In one of the scuffles, the Tlingits grabbed some number of loaded and primed muskets from the English boat, leaving Vancouver’s men with only “a blunderbuss, a musket, a fowling piece loaded with small shot, and a brace of pocket pistols.”


These are all single-shot guns loaded with loose black powder set off by a piece of flint scraping against a metal frizzen, and the powder had already been exposed to years of marine weather, much of it in rainy Alaska.


Ray reads on:


By this time the launch had arrived within pistol shot … I gave direction to fire, this instantly taking effect from both boats, was, to my great astonishment, attending with the desired effect …. [One Indian], just as I gave orders to fire, snapped his piece at me, but it missed fire, and he immediately laid it down, and took up his spear with all imaginable composure.


The Tlingit retreated to the shore and continued to pelt the English with stones until they were out of range. Two of Vancouver’s men were wounded but survived. Of the Tlingit casualties, he says, “Some natives were seen to fall, as if killed, or severely wounded; and great lamentations were heard after they had gained their retreat…”


All this happened right at the Endeavour’s bow.


I think Vancouver’s account begs a closer look. Was his order to fire justified? We know he generally wanted to avoid trouble: this was his only skirmish with natives during his entire three-year voyage, and more than once he instructed his men not to disturb native graves. I have no doubt he thought he was in peril.
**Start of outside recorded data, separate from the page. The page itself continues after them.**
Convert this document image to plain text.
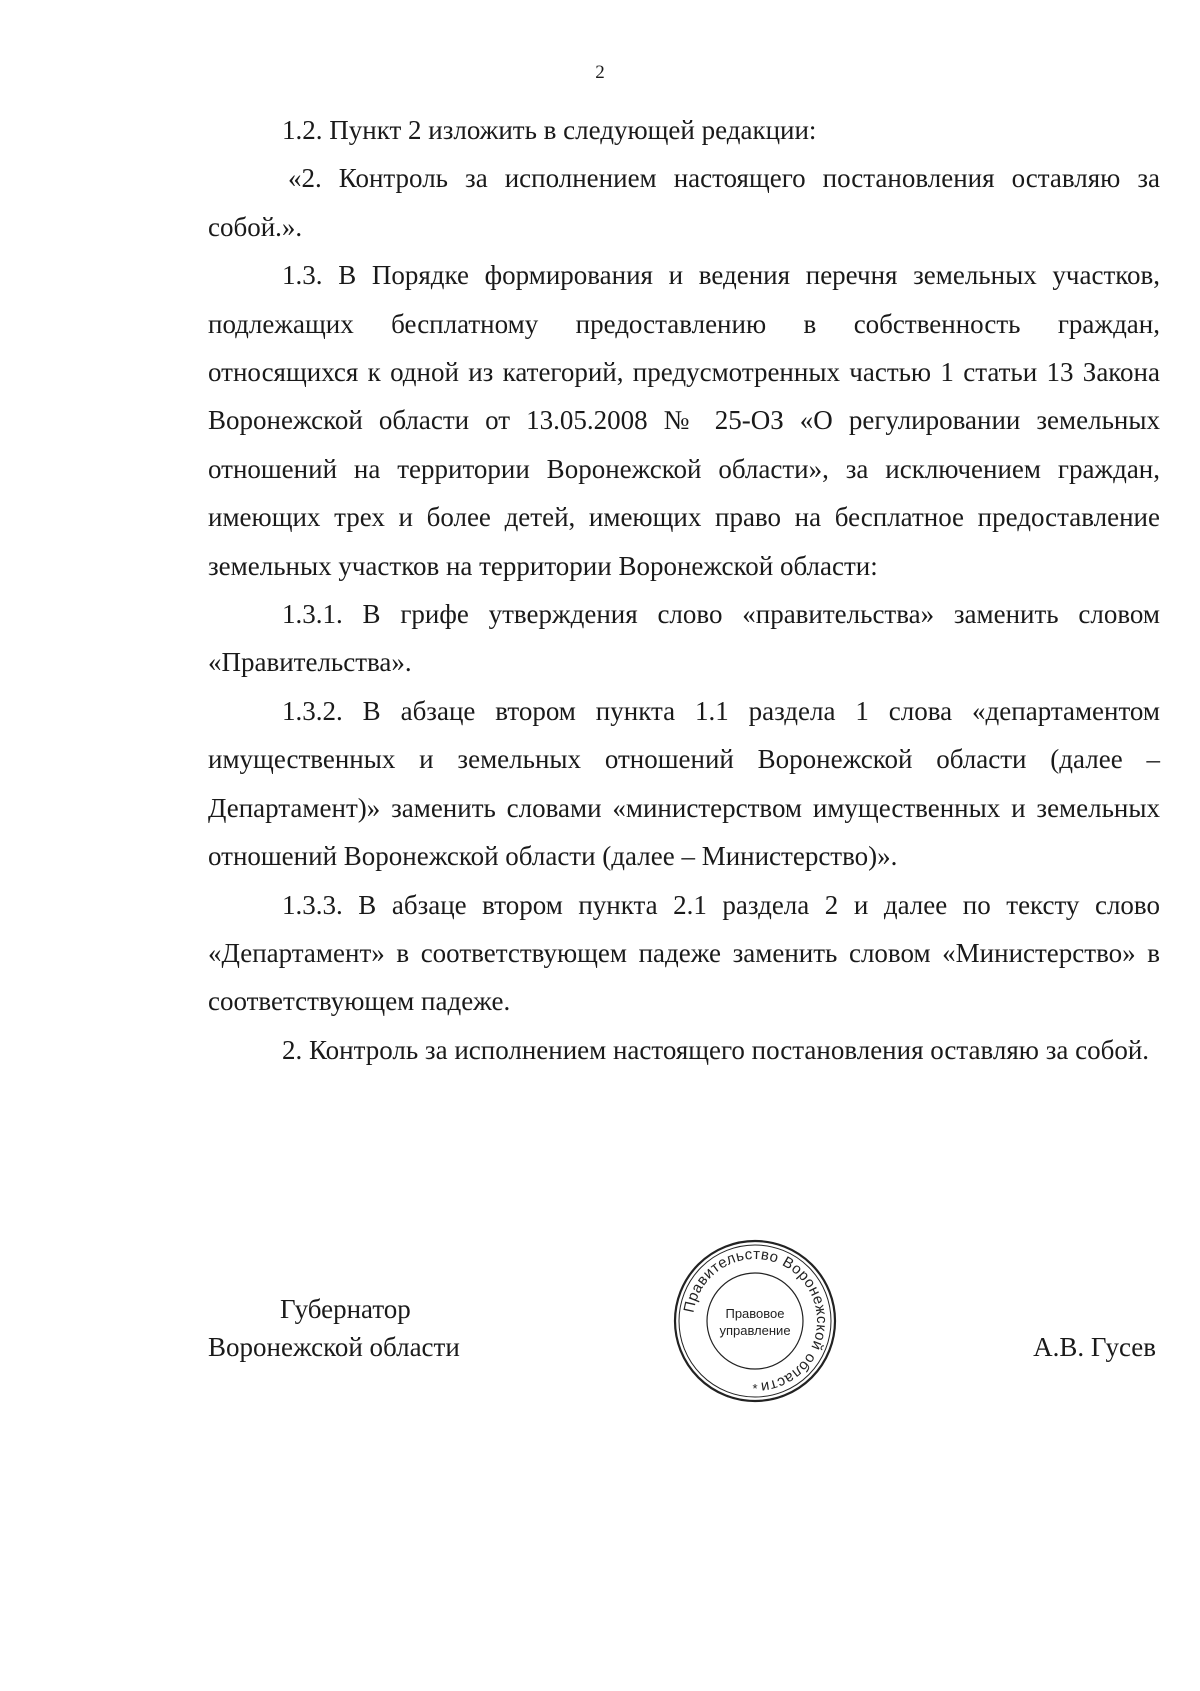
2

1.2. Пункт 2 изложить в следующей редакции:

«2. Контроль за исполнением настоящего постановления оставляю за собой.».

1.3. В Порядке формирования и ведения перечня земельных участков, подлежащих бесплатному предоставлению в собственность граждан, относящихся к одной из категорий, предусмотренных частью 1 статьи 13 Закона Воронежской области от 13.05.2008 № 25-ОЗ «О регулировании земельных отношений на территории Воронежской области», за исключением граждан, имеющих трех и более детей, имеющих право на бесплатное предоставление земельных участков на территории Воронежской области:

1.3.1. В грифе утверждения слово «правительства» заменить словом «Правительства».

1.3.2. В абзаце втором пункта 1.1 раздела 1 слова «департаментом имущественных и земельных отношений Воронежской области (далее – Департамент)» заменить словами «министерством имущественных и земельных отношений Воронежской области (далее – Министерство)».

1.3.3. В абзаце втором пункта 2.1 раздела 2 и далее по тексту слово «Департамент» в соответствующем падеже заменить словом «Министерство» в соответствующем падеже.

2. Контроль за исполнением настоящего постановления оставляю за собой.

Губернатор
Воронежской области
Правительство Воронежской области
Правовое
управление
*
А.В. Гусев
The Tlingit matriarch’s aggression was reasonable, given that a third English ship, the Butterworth, not under Vancouver’s command, had recently attacked the Tlingit elsewhere. Or maybe she was the chief, not the man in the mask, and the fact that Vancouver couldn’t see that pissed her off.


Then again, maybe the Tlingit just wanted the whites to make good on an earlier trade: Vancouver writes that white traders had bartered guns for otter skins but gave the Tlingits muskets that blew up in their faces. He also describes evidence (chopped trees) that suggests white traders were in the neighborhood very recently. I can understand the Tlingit wanting to get what they traded for, if not revenge.
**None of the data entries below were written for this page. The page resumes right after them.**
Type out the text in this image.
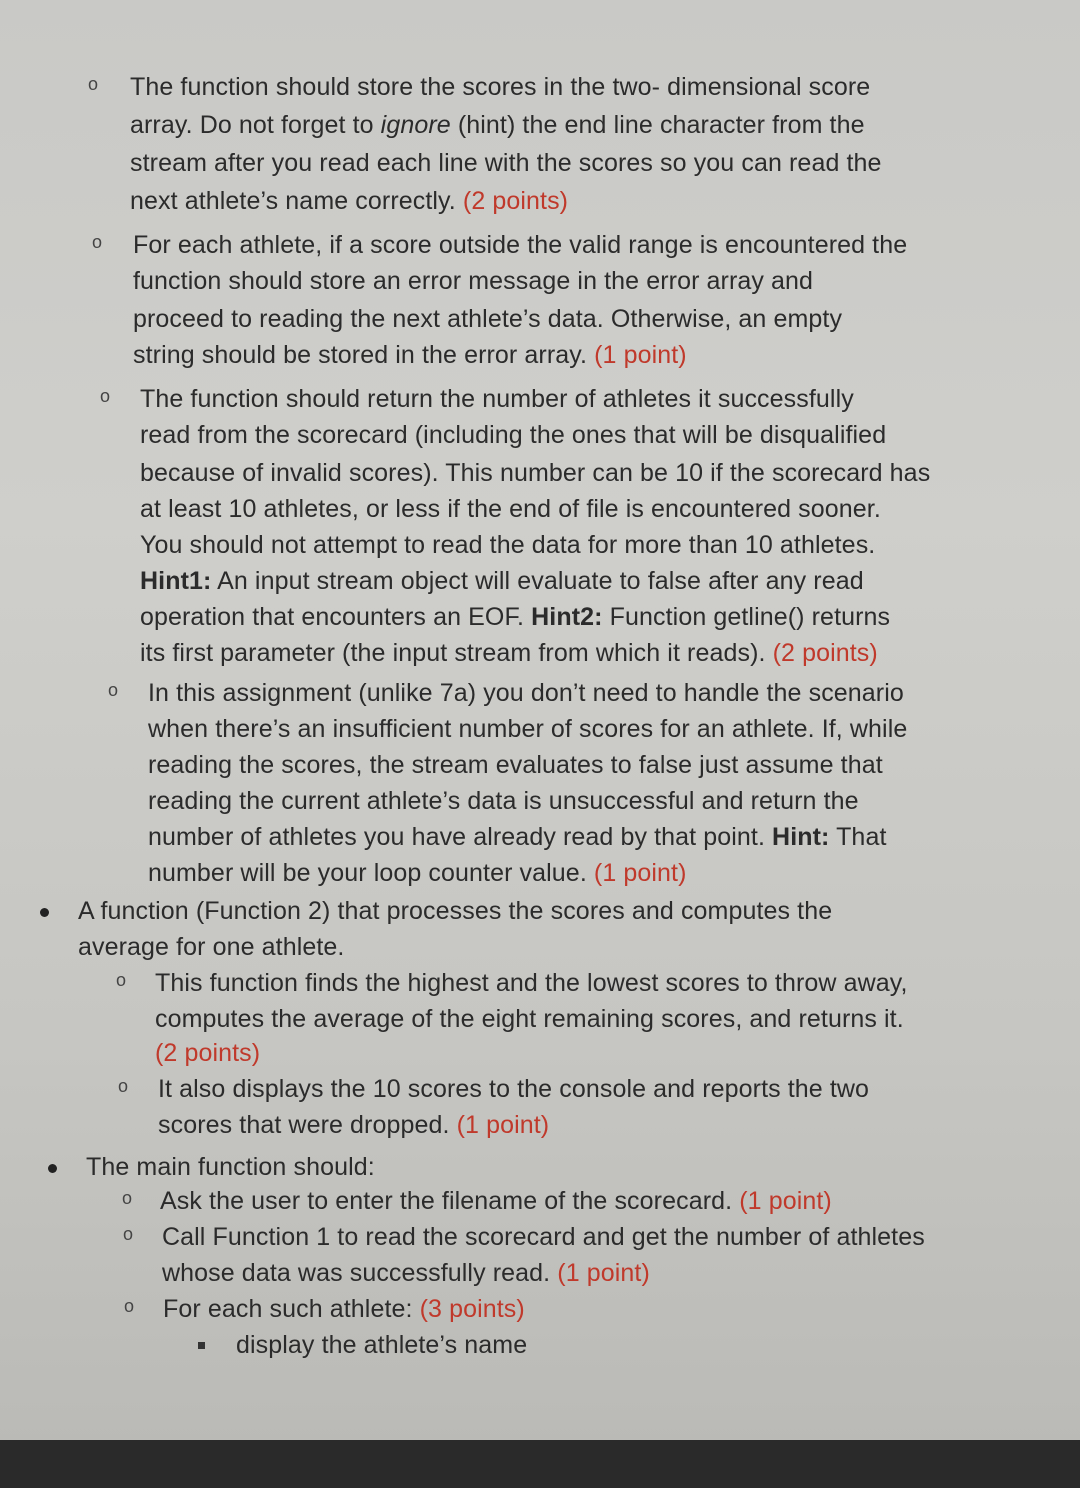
o The function should store the scores in the two- dimensional score
array. Do not forget to ignore (hint) the end line character from the
stream after you read each line with the scores so you can read the
next athlete’s name correctly. (2 points)
o For each athlete, if a score outside the valid range is encountered the
function should store an error message in the error array and
proceed to reading the next athlete’s data. Otherwise, an empty
string should be stored in the error array. (1 point)
o The function should return the number of athletes it successfully
read from the scorecard (including the ones that will be disqualified
because of invalid scores). This number can be 10 if the scorecard has
at least 10 athletes, or less if the end of file is encountered sooner.
You should not attempt to read the data for more than 10 athletes.
Hint1: An input stream object will evaluate to false after any read
operation that encounters an EOF. Hint2: Function getline() returns
its first parameter (the input stream from which it reads). (2 points)
o In this assignment (unlike 7a) you don’t need to handle the scenario
when there’s an insufficient number of scores for an athlete. If, while
reading the scores, the stream evaluates to false just assume that
reading the current athlete’s data is unsuccessful and return the
number of athletes you have already read by that point. Hint: That
number will be your loop counter value. (1 point)
A function (Function 2) that processes the scores and computes the
average for one athlete.
o This function finds the highest and the lowest scores to throw away,
computes the average of the eight remaining scores, and returns it.
(2 points)
o It also displays the 10 scores to the console and reports the two
scores that were dropped. (1 point)
The main function should:
o Ask the user to enter the filename of the scorecard. (1 point)
o Call Function 1 to read the scorecard and get the number of athletes
whose data was successfully read. (1 point)
o For each such athlete: (3 points)
display the athlete’s name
We don’t know. The fact is, aside from a handful of trading phrases, neither side could talk to the other. How would this contact have ended if there had been a common language or an interpreter?
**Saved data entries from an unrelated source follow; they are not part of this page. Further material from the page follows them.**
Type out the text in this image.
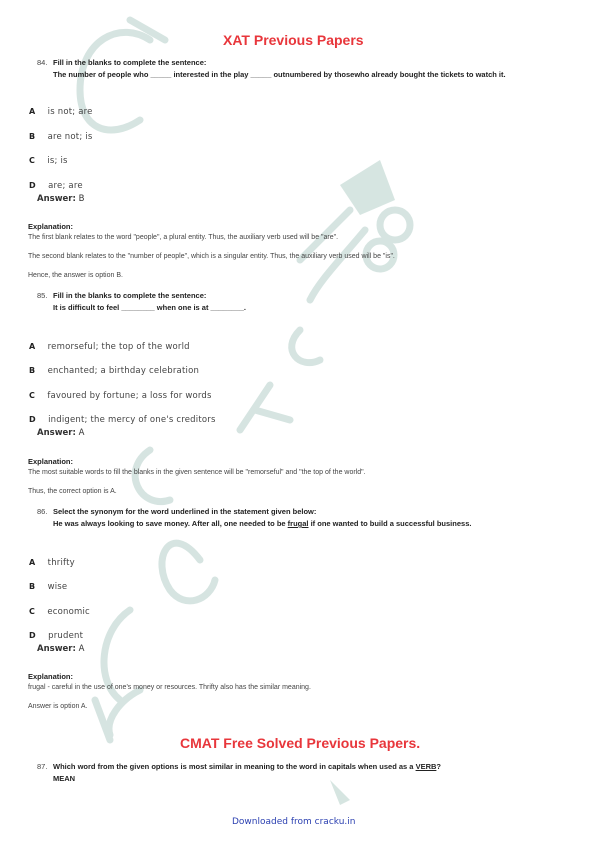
XAT Previous Papers
84. Fill in the blanks to complete the sentence:
The number of people who _____ interested in the play _____ outnumbered by thosewho already bought the tickets to watch it.
A is not; are
B are not; is
C is; is
D are; are
Answer: B
Explanation:
The first blank relates to the word "people", a plural entity. Thus, the auxiliary verb used will be "are".
The second blank relates to the "number of people", which is a singular entity. Thus, the auxiliary verb used will be "is".
Hence, the answer is option B.
85. Fill in the blanks to complete the sentence:
It is difficult to feel ________ when one is at ________.
A remorseful; the top of the world
B enchanted; a birthday celebration
C favoured by fortune; a loss for words
D indigent; the mercy of one's creditors
Answer: A
Explanation:
The most suitable words to fill the blanks in the given sentence will be "remorseful" and "the top of the world".
Thus, the correct option is A.
86. Select the synonym for the word underlined in the statement given below:
He was always looking to save money. After all, one needed to be frugal if one wanted to build a successful business.
A thrifty
B wise
C economic
D prudent
Answer: A
Explanation:
frugal - careful in the use of one's money or resources. Thrifty also has the similar meaning.
Answer is option A.
CMAT Free Solved Previous Papers.
87. Which word from the given options is most similar in meaning to the word in capitals when used as a VERB?
MEAN
Downloaded from cracku.in
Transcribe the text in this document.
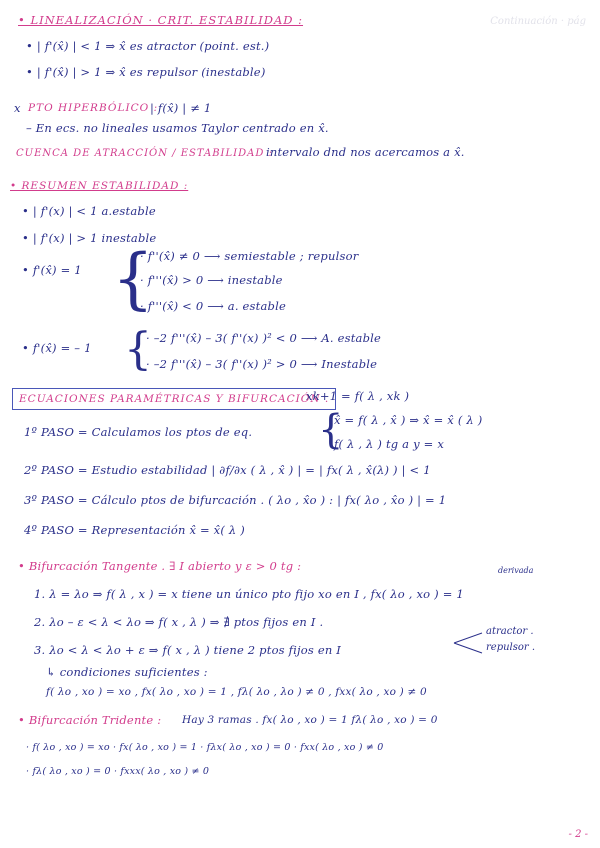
Continuación · pág
• LINEALIZACIÓN · CRIT. ESTABILIDAD :
• | f'(x̂) | < 1 ⇒ x̂ es atractor (point. est.)
• | f'(x̂) | > 1 ⇒ x̂ es repulsor (inestable)
x PTO HIPERBÓLICO :
| f(x̂) | ≠ 1
– En ecs. no lineales usamos Taylor centrado en x̂.
CUENCA DE ATRACCIÓN / ESTABILIDAD :
intervalo dnd nos acercamos a x̂.
• RESUMEN ESTABILIDAD :
• | f'(x) | < 1 a.estable
• | f'(x) | > 1 inestable
• f'(x̂) = 1 {
· f''(x̂) ≠ 0 ⟶ semiestable ; repulsor
· f'''(x̂) > 0 ⟶ inestable
· f'''(x̂) < 0 ⟶ a. estable
• f'(x̂) = – 1 {
· –2 f'''(x̂) – 3( f''(x) )² < 0 ⟶ A. estable
· –2 f'''(x̂) – 3( f''(x) )² > 0 ⟶ Inestable
ECUACIONES PARAMÉTRICAS Y BIFURCACIÓN .
xk+1 = f( λ , xk )
1º PASO = Calculamos los ptos de eq. {
x̂ = f( λ , x̂ ) ⇒ x̂ = x̂ ( λ )
f( λ , λ ) tg a y = x
2º PASO = Estudio estabilidad | ∂f/∂x ( λ , x̂ ) | = | fx( λ , x̂(λ) ) | < 1
3º PASO = Cálculo ptos de bifurcación . ( λo , x̂o ) : | fx( λo , x̂o ) | = 1
4º PASO = Representación x̂ = x̂( λ )
• Bifurcación Tangente . ∃ I abierto y ε > 0 tg :	derivada
1. λ = λo ⇒ f( λ , x ) = x tiene un único pto fijo xo en I , fx( λo , xo ) = 1
2. λo – ε < λ < λo ⇒ f( x , λ ) ⇒ ∄ ptos fijos en I .
3. λo < λ < λo + ε ⇒ f( x , λ ) tiene 2 ptos fijos en I
atractor .
repulsor .
↳ condiciones suficientes :
f( λo , xo ) = xo , fx( λo , xo ) = 1 , fλ( λo , λo ) ≠ 0 , fxx( λo , xo ) ≠ 0
• Bifurcación Tridente : Hay 3 ramas . fx( λo , xo ) = 1 fλ( λo , xo ) = 0
· f( λo , xo ) = xo · fx( λo , xo ) = 1 · fλx( λo , xo ) = 0 · fxx( λo , xo ) ≠ 0
· fλ( λo , xo ) = 0 · fxxx( λo , xo ) ≠ 0
- 2 -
As we’re floating there, engine off, looking at the rocks, about six miles behind us to the south are two dark gray monoliths – huge tombstones – sticking up out of the open water about three-quarters of a mile northeast of Bretton Island. The water is about 1,300 feet deep there. I had seen them a week before, from the other side, as we crossed from Clarence Strait into Tongass Narrows. I’d never seen anything like them, and they’re not marked on the charts.


“That’s where the Navy tests their nuclear submarines,” Ray says, “They suspend their subs there to test their acoustical systems because the waters up here are so deep and so quiet.” It’s called SEAFAC, Southeast Alaska Acoustic Measurement Facility. Every submarine in the Pacific fleet goes through testing there every four years. When it was first proposed, Ray wrote letters to senators and congressmen, trying to get the facility built elsewhere. He eventually gave up and moved on to other causes.


It has always seemed to me that if you want to understand history, you need to go where it actually happened. Reading about it is fine, especially reading the primary sources written by people who were there at the time, but something else entirely comes across when you’re there yourself, seeing the lay of the land. It’s often unexpected.


Right now, it’s that the start of written history in the Pacific Northwest was poised, for one moment, on the misfire of a flintlock musket and a dozen men desperately rowing for their lives away from these very rocks. It’s also that now, within sight of those same rocks, we test the most powerful weapon system ever built, guided by a constellation of satellites and racks of computers.


The people on those submarines have 225 more years of technology, but they are no smarter or more evolved than the men in Vancouver’s row boats or the Tlingits in their painted war canoes. I hope they have an interpreter on board.